12 février 1776
Prenez toujours vôtre place à l'académie, mon cher ami, en attendant qu'on joue Menzicof et les Barmecides.
N'allez pas manquer cette place. Nôtre tripot, à ce qu'il me semble, s'est fait une espèce de loi de remplacer de simples Ducs et pairs de la cour par des Ducs et pairs de la littérature. Nous avons besoin de vous; il faut absolument que cette fois cy vous remplissiez le quarantième fauteuil.
Auriez vous entendu parler d'un Mr De Lille de Sales, auteur d'un livre intitulé, La philosophie de la nature, en trois petits volumes? Est-il vrai qu'on s'est avisé de persécuter le livre et l'auteur? qu'on ait déchainé le châtelet contre lui, et qu'on l'ait décrété de prise de corps? Celà me paraît également horrible et absurde. J'ai bien peur qu'en voulant réformer les finances et le ministère, on n'ait prétendu aussi réformer la philosophie. Elle n'est pourtant pas onéreuse à l'état.

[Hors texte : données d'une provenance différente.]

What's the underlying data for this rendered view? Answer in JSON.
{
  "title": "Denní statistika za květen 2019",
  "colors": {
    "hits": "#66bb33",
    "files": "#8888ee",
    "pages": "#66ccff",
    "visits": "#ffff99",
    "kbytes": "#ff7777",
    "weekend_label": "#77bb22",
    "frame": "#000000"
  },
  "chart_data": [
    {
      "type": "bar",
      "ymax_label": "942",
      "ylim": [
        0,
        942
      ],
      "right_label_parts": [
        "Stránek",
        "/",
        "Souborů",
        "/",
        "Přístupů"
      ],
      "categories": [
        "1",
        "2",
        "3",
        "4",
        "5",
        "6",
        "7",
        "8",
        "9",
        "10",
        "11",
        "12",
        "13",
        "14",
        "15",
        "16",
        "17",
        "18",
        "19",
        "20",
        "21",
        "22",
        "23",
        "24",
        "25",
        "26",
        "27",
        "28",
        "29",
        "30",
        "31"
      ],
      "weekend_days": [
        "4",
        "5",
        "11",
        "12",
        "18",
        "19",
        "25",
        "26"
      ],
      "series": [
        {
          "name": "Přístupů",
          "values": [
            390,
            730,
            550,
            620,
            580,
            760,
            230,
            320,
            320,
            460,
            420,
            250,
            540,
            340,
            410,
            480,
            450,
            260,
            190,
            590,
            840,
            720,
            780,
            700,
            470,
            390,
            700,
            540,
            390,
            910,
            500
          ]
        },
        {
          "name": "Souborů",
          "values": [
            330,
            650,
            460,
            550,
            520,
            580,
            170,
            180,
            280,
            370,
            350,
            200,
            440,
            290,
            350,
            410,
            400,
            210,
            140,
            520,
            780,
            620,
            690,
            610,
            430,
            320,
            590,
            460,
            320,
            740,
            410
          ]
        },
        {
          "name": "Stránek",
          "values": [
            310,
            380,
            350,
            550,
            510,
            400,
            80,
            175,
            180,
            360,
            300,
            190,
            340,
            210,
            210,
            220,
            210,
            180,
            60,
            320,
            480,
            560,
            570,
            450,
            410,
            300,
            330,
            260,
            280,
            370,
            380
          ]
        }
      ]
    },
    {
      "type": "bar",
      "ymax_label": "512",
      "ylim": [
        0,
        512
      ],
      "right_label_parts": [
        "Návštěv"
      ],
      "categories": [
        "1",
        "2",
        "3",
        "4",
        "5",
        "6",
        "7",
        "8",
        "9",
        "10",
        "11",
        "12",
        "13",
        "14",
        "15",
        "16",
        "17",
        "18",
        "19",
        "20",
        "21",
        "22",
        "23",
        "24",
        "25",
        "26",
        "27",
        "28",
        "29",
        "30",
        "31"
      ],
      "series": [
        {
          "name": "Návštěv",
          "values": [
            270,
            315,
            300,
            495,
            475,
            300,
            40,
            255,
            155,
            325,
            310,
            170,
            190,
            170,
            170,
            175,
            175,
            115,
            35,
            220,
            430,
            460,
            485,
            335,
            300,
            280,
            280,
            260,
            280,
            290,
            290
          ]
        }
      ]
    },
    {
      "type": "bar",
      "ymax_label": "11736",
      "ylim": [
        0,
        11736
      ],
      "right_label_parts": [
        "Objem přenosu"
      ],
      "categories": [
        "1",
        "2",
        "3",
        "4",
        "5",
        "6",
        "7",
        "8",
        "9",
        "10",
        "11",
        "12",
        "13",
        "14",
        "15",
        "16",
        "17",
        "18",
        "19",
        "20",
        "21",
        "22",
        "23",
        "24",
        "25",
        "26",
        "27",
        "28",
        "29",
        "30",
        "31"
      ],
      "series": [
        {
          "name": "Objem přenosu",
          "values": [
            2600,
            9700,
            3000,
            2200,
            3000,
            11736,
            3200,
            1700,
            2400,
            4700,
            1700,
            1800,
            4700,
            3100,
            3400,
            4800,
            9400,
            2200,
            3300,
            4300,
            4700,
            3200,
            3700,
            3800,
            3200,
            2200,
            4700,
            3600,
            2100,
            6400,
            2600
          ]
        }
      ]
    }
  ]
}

Mandez moi, je vous en conjure tout ce que vous aurez pu aprendre de l'avanture dont je vous parle. Ce Mr De Lille de Sales apartient à des personnes qui me sont chères. Ne regardez ma prière comme une simple curiosité de provincial qui veut savoir des nouvelles de Paris.
Savez vous que nous sommes libres à présent à Ferney, comme on l'est à Genêve? J'ai eu le bonheur d'obtenir de Monsieur Turgot qu'il nous délivrât de l'armée des aides et gabelles. Il est le bienfaicteur des peuples, et il doit avoir contre lui les talons rouges et les bonnets quarrés.
Adieu, mon cher ami, et bientôt mon cher confrère.